@krux: Thanks for the feedback! I was thinking about your `dataLanguage` idea
as well. But I don't know if this would allow good composability in larger
projects, i.e., you want data frames to be something that can be passed around
etc. What I can probably do in the end is to write a macro which takes the
iteration body:
iterate(dataFrame):
echo x
and the macro would analyze the processing pipeline and generate a single for
loop internally. The good thing is that the user side of the API only exposes
transformations and actions. So it doesn't really matter for now if I use
closure iterators, and I can still switch the iteration logic internally later.
And the good news is that I get exceptionally good performance with the closure
iterator approach already (I pushed a few first [benchmarks
results](https://github.com/bluenote10/NimData#benchmarks)). I have optimized
the CSV parsing macro a little bit, and CSV parsing is now a factor of 2 faster
than Pandas, which is known to have a very fast parser. As expected for data
which is still too small for Spark to shine, Nim is faster by a factor of 10
(although Spark already runs on 4 cores).
I also made some good progress in terms of features and updated the
documentation a lot, so this is reaching a state where it is actually pretty
much usable.
@perturbation2: Yes very good point, and thanks for the link. If Nim will not
feature multi dispatch this might become a problem. For now I don't need multi
dispatch for the higher order functions like `map` though (and maybe I never
will), so I will simply stick to using a proc (which I hope will continue to
work).
I also understand issue 3 now, for the record: The compiler is basically
complaining that the base method has a provable lock level of 0, while one of
the overloaded methods calls a procvar, and potentially, this procvar can lock.

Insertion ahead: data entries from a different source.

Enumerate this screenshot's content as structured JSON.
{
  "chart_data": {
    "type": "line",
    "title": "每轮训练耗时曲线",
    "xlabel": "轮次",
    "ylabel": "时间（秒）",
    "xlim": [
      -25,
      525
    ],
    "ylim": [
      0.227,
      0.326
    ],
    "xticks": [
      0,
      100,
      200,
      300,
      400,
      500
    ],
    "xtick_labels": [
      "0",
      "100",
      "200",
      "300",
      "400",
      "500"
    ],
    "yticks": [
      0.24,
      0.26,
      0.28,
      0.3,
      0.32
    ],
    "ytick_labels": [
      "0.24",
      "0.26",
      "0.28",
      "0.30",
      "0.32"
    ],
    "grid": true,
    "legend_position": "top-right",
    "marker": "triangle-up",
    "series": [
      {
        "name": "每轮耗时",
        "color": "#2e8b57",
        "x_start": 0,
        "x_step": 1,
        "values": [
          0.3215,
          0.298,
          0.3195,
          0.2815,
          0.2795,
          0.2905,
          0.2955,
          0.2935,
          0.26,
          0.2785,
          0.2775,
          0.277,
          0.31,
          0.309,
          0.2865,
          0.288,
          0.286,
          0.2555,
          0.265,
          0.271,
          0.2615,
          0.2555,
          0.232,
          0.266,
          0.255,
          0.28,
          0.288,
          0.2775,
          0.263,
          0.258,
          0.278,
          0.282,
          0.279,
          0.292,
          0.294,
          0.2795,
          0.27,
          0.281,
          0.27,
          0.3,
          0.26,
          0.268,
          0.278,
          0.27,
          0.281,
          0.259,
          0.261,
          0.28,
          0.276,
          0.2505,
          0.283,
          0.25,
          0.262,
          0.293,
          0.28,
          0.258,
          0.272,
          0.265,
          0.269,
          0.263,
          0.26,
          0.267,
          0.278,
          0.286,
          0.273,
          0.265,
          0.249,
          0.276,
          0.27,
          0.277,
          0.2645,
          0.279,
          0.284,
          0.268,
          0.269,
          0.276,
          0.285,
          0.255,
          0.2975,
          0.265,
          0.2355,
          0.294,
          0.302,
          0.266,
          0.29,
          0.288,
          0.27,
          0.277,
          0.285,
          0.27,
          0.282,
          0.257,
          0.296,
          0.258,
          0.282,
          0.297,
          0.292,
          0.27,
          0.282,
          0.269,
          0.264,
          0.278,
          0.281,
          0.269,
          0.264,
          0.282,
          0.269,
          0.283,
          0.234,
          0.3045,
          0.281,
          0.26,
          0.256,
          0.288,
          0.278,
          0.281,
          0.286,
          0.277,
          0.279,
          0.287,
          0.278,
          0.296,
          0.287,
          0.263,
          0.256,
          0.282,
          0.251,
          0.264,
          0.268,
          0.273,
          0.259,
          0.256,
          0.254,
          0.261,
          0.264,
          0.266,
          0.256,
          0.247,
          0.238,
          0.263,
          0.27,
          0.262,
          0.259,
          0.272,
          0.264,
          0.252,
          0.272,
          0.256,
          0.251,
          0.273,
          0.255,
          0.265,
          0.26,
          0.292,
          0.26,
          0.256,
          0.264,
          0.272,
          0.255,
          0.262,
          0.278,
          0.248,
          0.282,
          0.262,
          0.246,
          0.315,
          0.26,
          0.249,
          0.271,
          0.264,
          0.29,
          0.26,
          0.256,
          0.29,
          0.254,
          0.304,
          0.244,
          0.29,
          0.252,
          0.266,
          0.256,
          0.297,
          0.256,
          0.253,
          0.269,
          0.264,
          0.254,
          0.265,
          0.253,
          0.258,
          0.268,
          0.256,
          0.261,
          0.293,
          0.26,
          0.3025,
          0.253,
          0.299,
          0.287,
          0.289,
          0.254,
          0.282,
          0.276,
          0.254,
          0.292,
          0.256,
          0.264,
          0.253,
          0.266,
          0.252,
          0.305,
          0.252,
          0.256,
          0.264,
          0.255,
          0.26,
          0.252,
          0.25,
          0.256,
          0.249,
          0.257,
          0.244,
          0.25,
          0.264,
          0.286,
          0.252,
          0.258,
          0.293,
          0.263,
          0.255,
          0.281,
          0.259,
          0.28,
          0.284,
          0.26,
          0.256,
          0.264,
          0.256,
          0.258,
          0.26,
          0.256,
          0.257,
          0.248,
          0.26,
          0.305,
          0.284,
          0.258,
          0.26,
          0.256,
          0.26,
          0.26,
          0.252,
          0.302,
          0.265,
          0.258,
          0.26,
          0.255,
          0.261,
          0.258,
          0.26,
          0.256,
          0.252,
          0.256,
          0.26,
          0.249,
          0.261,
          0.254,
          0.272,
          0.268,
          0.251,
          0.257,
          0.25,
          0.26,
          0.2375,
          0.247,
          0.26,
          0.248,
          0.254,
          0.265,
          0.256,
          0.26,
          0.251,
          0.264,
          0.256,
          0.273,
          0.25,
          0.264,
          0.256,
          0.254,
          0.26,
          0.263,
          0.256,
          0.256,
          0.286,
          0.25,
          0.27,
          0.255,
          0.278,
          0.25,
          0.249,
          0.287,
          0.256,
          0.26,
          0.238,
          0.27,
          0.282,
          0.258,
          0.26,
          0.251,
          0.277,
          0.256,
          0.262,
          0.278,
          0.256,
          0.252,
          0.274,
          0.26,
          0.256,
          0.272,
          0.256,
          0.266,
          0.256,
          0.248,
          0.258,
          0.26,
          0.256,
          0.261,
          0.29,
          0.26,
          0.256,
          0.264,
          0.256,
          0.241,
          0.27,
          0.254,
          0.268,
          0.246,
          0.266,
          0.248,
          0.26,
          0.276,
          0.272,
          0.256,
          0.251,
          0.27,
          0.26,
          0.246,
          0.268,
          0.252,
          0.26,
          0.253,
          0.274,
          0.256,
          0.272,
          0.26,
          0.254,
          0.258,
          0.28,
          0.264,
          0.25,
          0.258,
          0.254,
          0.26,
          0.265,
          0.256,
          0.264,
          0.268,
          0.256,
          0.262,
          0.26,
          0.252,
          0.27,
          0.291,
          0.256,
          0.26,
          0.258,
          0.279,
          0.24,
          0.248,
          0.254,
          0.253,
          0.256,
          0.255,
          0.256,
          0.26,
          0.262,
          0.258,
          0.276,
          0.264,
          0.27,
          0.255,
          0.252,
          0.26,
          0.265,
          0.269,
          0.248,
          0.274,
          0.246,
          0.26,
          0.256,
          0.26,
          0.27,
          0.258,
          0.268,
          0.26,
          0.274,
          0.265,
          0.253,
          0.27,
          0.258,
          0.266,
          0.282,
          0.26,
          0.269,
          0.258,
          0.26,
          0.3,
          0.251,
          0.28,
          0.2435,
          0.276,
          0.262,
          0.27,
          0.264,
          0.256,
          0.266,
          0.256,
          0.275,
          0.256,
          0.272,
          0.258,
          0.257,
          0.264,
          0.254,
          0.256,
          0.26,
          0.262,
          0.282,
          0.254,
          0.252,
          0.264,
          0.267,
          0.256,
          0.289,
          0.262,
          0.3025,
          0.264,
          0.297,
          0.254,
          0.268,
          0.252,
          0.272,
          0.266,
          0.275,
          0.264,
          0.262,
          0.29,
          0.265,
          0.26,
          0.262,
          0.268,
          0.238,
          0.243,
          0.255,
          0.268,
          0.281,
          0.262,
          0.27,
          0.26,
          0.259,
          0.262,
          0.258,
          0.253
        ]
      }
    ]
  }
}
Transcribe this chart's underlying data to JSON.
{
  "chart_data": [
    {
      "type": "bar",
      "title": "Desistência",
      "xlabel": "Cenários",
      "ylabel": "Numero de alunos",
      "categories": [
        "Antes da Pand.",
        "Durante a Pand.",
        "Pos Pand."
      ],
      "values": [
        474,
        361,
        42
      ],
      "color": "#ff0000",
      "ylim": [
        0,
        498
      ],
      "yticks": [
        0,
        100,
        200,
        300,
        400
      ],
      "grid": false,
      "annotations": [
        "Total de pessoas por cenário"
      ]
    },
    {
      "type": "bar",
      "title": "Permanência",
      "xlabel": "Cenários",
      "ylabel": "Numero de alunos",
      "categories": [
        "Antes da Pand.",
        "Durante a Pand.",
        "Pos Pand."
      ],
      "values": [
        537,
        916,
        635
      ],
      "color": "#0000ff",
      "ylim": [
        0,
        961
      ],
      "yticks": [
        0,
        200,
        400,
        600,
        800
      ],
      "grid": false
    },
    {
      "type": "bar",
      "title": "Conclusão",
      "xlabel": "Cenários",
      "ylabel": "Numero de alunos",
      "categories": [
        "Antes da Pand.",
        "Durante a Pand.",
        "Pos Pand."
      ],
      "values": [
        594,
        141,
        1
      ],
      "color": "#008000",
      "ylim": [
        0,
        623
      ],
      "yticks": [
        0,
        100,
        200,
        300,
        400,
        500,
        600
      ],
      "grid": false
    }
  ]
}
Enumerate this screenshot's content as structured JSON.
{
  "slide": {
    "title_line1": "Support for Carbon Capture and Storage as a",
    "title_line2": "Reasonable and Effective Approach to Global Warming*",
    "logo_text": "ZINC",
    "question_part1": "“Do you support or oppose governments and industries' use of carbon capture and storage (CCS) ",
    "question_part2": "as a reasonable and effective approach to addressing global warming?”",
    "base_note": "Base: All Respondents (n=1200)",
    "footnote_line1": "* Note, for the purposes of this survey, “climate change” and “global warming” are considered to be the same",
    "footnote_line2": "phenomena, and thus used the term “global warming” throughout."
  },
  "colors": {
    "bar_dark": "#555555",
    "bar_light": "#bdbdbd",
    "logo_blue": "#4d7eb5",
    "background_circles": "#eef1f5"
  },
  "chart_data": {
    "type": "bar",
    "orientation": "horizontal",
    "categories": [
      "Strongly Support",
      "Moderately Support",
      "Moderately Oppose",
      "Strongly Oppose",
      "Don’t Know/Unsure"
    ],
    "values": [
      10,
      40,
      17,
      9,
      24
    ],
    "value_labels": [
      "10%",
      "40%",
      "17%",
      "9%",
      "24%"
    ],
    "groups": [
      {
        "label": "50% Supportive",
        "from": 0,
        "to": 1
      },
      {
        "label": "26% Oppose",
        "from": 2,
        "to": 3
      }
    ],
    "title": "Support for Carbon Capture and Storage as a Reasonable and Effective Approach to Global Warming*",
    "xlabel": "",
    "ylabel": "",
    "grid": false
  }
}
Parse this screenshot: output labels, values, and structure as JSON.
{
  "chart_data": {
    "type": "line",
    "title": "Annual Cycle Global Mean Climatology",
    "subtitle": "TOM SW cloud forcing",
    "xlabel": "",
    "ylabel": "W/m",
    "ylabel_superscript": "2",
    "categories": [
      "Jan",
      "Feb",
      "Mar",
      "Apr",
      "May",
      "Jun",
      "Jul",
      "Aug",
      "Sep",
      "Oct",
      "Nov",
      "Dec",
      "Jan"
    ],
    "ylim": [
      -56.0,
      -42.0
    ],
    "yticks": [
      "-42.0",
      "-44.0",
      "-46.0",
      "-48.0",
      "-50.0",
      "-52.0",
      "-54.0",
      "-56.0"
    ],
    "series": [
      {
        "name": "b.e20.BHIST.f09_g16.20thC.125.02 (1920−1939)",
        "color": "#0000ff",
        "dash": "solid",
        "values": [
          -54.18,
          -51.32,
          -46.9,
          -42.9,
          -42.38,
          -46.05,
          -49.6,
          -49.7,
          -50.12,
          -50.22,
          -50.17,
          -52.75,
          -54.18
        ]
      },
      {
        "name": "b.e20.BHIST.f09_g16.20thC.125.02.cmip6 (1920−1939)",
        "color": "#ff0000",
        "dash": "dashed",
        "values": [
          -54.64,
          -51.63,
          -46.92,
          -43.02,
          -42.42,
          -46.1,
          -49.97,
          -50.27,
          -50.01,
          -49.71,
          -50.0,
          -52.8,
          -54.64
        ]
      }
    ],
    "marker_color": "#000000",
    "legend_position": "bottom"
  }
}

The locking system needs to know lock levels at compile time though, which is
ruined by the dynamic dispatching in this case. There are two ways out:
Convince the compiler that the procvar does not lock, or tell the compiler in
the base method that there will be overloads of unknown lock level. The former
would be nicer, but I can't really get it to work for now -- for the latter I
have opened a tiny PR to allow doing that in Nim.